European Commission President Ursula von der Leyen traveled to the UK on Monday to finalize the controversial deal with British Prime Minister Rishi Sunak.

“I’m pleased to report that we have now made a decisive breakthrough,” Sunak told reporters at a press conference in Windsor, England.

“Together we have changed the original protocol and are today announcing the new Windsor Framework,” Sunak added.

The British prime minister said the new deal was the “beginning of a new chapter” in the UK’s relationship with the EU, adding that the agreement “delivers smooth-flowing trade within the whole UK, protects Northern Ireland’s place in our union and safeguards sovereignty for the people of Northern Ireland.”

The original Northern Ireland Protocol was agreed upon under former Prime Minister Boris Johnson and came into force in 2021.

Under the previous protocol, Northern Ireland continued to observe some EU laws to avoid a hard border between Northern Ireland and the Republic of Ireland, which remained an EU member state after Britain’s exit from Europe’s trade bloc.

Avoiding a land border between Northern Ireland and the Republic of Ireland is a complex and sensitive issue and was pivotal to the implementation of the 1998 Good Friday peace deal, which largely ended 30 years of sectarian violence.

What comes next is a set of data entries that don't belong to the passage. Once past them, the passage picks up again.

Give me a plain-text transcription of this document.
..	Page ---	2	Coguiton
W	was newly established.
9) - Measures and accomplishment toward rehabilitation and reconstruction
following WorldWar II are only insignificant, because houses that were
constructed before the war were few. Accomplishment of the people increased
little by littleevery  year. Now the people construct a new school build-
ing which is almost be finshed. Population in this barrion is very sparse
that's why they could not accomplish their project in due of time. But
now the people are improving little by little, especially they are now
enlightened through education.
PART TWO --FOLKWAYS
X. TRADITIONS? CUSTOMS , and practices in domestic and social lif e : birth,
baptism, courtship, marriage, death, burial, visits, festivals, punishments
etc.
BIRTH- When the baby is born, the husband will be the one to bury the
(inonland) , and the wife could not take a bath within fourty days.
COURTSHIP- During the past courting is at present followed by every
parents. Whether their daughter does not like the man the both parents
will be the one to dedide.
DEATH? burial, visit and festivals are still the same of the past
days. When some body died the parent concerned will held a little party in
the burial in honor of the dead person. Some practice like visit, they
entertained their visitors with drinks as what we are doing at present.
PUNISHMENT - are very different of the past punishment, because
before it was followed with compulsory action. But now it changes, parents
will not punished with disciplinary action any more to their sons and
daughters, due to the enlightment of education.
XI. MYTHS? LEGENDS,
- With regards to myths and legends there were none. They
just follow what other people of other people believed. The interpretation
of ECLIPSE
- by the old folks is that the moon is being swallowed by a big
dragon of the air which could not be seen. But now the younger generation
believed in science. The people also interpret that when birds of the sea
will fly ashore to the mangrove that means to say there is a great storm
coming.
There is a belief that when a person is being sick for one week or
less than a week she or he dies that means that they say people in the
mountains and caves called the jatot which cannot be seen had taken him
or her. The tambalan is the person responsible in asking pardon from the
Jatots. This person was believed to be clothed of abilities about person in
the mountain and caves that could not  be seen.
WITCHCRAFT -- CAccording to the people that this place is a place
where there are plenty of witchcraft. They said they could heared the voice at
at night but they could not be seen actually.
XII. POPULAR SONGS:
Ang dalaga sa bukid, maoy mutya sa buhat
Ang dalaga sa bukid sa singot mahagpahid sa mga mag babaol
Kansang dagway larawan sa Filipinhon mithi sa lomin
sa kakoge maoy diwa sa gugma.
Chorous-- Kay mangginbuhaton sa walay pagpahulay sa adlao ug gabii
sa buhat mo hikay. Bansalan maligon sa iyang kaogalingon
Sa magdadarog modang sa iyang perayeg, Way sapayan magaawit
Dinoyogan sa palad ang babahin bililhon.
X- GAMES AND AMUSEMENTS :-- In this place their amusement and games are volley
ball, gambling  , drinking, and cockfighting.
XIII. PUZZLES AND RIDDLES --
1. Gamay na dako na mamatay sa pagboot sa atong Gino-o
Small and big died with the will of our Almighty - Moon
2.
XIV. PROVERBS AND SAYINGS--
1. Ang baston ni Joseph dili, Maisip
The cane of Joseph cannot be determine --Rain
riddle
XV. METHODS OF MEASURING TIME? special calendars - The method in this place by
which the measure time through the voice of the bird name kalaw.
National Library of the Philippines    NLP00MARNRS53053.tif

But the protocol in place before Monday’s agreement established border controls on the trade of goods between Northern Ireland and the rest of the UK. Critics of that arrangement said it left Belfast at a disadvantage and undermined its position within the UK.

Sunak said that the new Windsor Framework “fixes practical problems they (residents of Northern Ireland) face” and “preserves the balance of the Good Friday agreement.”

The British prime minister confirmed that under the new framework green and red lanes will be established for goods that enter Northern Ireland from Great Britain (England, Scotland and Wales).

While goods that are destined for the EU single market will continue to undergo normal customs processes in Northern Ireland (red lane), those that are for use in NI will no longer have to be checked (green lane).

Sunak said that new streamlined process will effectively remove any sense of a border in the Irish Sea.

Von der Leyen said the agreement reached in principle provided “long-lasting solutions that will work for everyone in Northern Ireland and protect the EU’s Single Market.”

“Most importantly, it protects the very hard-earned gains of the Good Friday (Belfast) Agreement for the people of Northern Ireland, and across the island of Ireland,” she added.

The EC chief is to meet King Charles III at Windsor Castle for tea after the press conference.

“The King is pleased to meet any world leader if they are visiting Britain and it is the Government’s advice that he should do so,” a palace statement said.

Buckingham Palace said the King and von der Leyen would be discussing a “range of topics,” including the climate crisis and Russia’s invasion of Ukraine.

Sunak is due to address the House of Commons in Westminster at 18:30 GMT, after a cabinet meeting to go over the terms of the agreement.